Illusion, Not Reality

General | 8 eerie, yet compelling comments

One important part of the Denki Difference is the idea of illusion, not simulation.

Games are, by and large, making a full-tilt rush towards realising the real-world in greater and greater detail.  More polygons, more high-resolution models and more complexity in everything.

Yet, is that really necessary?  Couldn’t you just hint at that and keep it a little more, you know, abstract?  Cartoons don’t succeed or fail based on how realistic they are, after all.

Which makes this gallery (and book) all the more delightful…

It’s New York-centric, as you’ll see, but still…  whoa!

- Brian (@flackboy)

8 eerie, yet compelling comments

Berbank says:

That wasabi looks fresh and inviting.
(I bet you stole this off of GPs desk, smackboy)
less abstract, but still fun: http://www.creebobby.com/timestable.html

IanK says:

Well, it really depends on what you’re making though, doesn’t it? Sometimes the simulation is the end and the means. Sometimes it isn’t, and you find shortcuts.

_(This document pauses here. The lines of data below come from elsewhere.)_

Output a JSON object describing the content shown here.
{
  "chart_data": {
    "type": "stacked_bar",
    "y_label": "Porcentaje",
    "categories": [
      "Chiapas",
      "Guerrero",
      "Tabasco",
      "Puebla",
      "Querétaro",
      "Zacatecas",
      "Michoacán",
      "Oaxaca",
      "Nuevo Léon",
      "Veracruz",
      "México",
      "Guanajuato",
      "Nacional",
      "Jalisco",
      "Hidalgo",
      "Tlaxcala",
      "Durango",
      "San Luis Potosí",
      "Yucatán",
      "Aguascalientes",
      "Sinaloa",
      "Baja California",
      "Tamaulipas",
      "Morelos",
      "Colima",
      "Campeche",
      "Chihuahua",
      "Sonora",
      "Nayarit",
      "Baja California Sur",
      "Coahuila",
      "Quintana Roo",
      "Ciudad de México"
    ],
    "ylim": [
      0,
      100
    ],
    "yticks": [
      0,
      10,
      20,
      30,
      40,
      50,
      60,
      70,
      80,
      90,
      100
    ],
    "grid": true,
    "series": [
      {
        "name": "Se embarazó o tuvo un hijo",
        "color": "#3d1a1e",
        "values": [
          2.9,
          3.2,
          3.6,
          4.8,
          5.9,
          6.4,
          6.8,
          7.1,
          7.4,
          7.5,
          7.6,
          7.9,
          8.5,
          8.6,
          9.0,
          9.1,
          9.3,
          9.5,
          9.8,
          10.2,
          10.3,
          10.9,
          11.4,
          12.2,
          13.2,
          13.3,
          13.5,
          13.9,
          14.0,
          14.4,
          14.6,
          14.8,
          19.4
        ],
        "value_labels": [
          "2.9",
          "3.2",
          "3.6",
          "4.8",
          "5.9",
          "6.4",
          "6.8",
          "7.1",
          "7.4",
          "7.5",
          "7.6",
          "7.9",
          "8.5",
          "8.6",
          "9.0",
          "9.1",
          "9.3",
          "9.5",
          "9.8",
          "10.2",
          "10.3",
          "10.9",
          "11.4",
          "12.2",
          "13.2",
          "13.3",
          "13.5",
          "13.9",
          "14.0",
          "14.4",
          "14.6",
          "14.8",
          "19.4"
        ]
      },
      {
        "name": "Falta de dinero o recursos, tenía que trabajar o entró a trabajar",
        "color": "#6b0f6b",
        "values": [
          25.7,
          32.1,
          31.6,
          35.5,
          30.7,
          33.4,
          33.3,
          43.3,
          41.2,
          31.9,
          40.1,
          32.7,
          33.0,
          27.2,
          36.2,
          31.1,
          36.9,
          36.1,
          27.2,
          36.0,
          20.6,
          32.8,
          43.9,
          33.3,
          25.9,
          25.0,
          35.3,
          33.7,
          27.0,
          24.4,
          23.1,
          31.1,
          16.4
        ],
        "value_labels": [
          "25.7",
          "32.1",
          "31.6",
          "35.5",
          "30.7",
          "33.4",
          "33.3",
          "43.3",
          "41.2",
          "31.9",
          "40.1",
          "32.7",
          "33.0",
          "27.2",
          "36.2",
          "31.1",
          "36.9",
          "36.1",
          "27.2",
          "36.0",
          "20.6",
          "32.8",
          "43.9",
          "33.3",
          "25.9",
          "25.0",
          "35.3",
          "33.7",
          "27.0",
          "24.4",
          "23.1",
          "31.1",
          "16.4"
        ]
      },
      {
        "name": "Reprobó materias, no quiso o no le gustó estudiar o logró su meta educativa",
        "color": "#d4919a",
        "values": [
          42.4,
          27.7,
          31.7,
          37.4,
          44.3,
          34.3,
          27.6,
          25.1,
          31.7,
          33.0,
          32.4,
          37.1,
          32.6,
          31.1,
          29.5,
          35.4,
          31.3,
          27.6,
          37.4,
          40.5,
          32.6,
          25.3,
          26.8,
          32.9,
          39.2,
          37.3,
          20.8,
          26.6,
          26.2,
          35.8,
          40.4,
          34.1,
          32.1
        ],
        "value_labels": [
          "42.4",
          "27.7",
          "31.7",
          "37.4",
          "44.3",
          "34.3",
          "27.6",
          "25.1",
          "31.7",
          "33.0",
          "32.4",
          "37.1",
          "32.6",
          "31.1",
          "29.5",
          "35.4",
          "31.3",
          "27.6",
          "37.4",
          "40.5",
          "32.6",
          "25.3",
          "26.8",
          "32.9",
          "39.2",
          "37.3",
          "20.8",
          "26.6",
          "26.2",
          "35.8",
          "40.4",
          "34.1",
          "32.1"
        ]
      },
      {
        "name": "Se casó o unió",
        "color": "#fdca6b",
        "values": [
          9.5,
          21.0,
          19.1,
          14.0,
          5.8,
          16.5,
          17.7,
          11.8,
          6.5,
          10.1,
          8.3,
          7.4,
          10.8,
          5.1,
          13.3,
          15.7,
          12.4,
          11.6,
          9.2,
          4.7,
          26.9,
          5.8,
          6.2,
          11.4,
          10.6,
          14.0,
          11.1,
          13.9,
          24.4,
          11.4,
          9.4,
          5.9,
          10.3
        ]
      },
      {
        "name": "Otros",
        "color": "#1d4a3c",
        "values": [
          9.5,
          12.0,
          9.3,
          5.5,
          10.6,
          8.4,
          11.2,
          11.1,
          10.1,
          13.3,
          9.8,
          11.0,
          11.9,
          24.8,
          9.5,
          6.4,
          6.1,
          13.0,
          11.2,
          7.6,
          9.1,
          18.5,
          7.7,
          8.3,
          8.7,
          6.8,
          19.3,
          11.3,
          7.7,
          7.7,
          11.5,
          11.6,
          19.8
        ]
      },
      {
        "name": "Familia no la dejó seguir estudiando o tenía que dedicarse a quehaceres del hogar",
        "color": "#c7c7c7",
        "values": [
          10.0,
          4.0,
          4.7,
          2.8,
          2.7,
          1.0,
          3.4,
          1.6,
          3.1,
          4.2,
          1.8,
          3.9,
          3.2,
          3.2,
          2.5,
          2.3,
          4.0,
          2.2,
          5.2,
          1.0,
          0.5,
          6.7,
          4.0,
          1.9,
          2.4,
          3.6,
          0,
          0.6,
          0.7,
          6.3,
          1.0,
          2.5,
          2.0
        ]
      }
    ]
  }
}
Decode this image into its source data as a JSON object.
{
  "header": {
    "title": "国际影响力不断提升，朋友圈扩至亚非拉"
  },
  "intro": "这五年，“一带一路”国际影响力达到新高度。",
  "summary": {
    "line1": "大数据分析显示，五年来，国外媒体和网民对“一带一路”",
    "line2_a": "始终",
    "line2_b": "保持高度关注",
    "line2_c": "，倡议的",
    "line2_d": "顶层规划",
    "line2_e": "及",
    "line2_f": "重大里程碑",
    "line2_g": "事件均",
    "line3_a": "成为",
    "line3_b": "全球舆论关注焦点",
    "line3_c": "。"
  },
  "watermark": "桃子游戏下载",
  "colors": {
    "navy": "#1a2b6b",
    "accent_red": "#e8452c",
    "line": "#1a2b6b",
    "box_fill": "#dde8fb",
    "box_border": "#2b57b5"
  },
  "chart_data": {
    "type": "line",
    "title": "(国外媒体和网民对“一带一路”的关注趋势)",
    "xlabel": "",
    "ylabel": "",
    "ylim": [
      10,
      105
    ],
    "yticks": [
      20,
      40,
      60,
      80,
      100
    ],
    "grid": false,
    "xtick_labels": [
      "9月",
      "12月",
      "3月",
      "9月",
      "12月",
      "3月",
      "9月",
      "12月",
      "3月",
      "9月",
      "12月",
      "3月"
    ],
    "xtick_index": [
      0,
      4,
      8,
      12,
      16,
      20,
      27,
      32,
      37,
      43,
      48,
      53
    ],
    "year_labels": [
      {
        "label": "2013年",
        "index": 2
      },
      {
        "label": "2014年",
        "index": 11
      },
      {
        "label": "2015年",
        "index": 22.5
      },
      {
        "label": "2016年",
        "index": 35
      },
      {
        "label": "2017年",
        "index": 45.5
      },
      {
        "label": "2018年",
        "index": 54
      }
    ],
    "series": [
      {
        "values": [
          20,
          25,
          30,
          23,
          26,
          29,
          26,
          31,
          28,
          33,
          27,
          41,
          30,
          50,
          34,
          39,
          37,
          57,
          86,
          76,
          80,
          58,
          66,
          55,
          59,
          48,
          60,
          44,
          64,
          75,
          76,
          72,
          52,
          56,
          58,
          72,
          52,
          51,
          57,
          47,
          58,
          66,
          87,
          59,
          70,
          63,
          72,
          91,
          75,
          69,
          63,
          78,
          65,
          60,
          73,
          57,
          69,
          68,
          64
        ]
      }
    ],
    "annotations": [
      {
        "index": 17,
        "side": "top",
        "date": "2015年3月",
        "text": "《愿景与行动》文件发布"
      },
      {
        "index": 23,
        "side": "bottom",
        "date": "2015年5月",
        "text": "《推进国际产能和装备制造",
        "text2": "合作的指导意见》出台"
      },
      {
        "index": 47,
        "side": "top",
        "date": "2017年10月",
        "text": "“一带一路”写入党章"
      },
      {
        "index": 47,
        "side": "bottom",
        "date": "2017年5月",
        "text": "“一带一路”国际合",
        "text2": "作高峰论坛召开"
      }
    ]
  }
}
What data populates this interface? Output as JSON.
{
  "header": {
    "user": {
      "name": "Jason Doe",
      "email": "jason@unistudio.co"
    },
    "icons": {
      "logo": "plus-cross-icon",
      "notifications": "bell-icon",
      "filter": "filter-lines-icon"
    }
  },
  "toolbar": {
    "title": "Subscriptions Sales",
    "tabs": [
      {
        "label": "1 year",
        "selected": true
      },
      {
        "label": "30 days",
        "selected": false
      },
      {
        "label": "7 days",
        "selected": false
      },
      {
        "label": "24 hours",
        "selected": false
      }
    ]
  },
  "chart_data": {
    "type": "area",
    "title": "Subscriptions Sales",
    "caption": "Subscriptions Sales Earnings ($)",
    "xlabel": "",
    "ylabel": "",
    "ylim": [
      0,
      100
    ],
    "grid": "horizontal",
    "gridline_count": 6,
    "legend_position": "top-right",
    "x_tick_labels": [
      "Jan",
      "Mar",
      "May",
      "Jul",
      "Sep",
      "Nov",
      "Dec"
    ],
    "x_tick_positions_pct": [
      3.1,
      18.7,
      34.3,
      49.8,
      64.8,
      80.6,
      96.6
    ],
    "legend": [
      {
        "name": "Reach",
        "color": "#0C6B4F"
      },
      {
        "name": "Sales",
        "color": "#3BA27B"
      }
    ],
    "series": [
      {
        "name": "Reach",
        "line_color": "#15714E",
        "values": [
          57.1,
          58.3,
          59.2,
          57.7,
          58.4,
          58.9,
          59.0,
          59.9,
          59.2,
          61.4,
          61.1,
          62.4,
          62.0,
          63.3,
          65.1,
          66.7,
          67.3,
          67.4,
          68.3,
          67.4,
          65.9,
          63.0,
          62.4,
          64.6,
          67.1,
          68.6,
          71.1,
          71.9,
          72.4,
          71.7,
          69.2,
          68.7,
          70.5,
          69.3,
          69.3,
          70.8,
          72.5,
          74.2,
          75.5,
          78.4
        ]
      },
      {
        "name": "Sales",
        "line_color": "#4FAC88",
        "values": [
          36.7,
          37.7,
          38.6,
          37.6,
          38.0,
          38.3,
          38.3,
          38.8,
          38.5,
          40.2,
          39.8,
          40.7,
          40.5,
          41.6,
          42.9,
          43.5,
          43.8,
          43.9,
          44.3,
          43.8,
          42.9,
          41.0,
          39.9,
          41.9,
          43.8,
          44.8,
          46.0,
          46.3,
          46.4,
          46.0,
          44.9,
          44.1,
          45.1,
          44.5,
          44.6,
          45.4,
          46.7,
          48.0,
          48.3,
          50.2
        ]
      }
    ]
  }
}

Perhaps a smarter (but less pithy) way to express the same sentiment is “do what is required to achieve the end result you are after, but no more than that”. All video games “simulate” things – the question is just how deep to go with it (the obvious answer being “far enough to get what you need”).

Even that truism doesn’t always work in the real world. Take a game that requires some flappy cloth – do you fake it with key-framed animation, or invest in making some cloth-sim tech? You might immediately say “fake it!”, but that isn’t always the right decision. That approach doesn’t scale so well should you decide later that you’d like a thousand flappy cloths instead of just one.

To summarise: faking absolutely everything with the most base techniques available leads to inflexible design and wasted man-hours. Simulating everything as realistically as possible is clearly pointless too if you barely see 10% of it on-screen. Somewhere in the middle there’s a balance. However, I agree that’s not as catchy as “illusion, not reality” :)

Stew says:

What that man said is true.

Although personally, for me, when I hear someone say…

“We should design this feature like this, because in real life that’s not how it would work…”

Then I wouldn’t particularly want to work with them. Ever.

Might be appropriate if we were making a flight sim or something. But I’ll be cold in the ground before that happens.

Brian says:

What I’m getting at is the general assumption that games on consoles should be ‘realistic’ – regardless of how appropriate that is. That’s why I was delighted to see Chinatown Wars adopt a more stylised approach. We don’t HAVE to aim for the photorealistic with every single title. 2D, cel-shading and outright cartoonery can be used – in major games – without making anyone (fanboys aside) cry.

Badger says:

To my perspective, it depends on the approach you take on the game itself, storywise. Personally, I consider exhaustive realism truly unnecessary… Specially with so many graphic options that you can take nowadays.

But like I said, depends on the game… “Raving Rabbids” wouldn’t feel half as good with hiper realism (heck… the rabitts looked awful with furm just look at the earlier concepts!), and neither would “Heavy Rain” be half as intense with an “Afro Samurai” look.

It’s a matter of context and storytelling.

Brian says:

I think a ‘live action’ Katamari would be a good thing.

But yes, I take your point. Horses for courses. Cartoon horses. P0wnies indeed.

Badger says:

Live action Katamari…?

You might have a winner there, dear sir!

IanK says:

It seems like there are two different arguments here though right?

“Stylised vs Realistic”

seems quite different from

“Illusion vs Reality”

Personally I’m not such a fan of introducing dogma to a creative medium though. There are so many counter-examples and exceptions that it becomes fairly useless fairly quickly.

Of course, as a statement of intent it is perfectly laudable.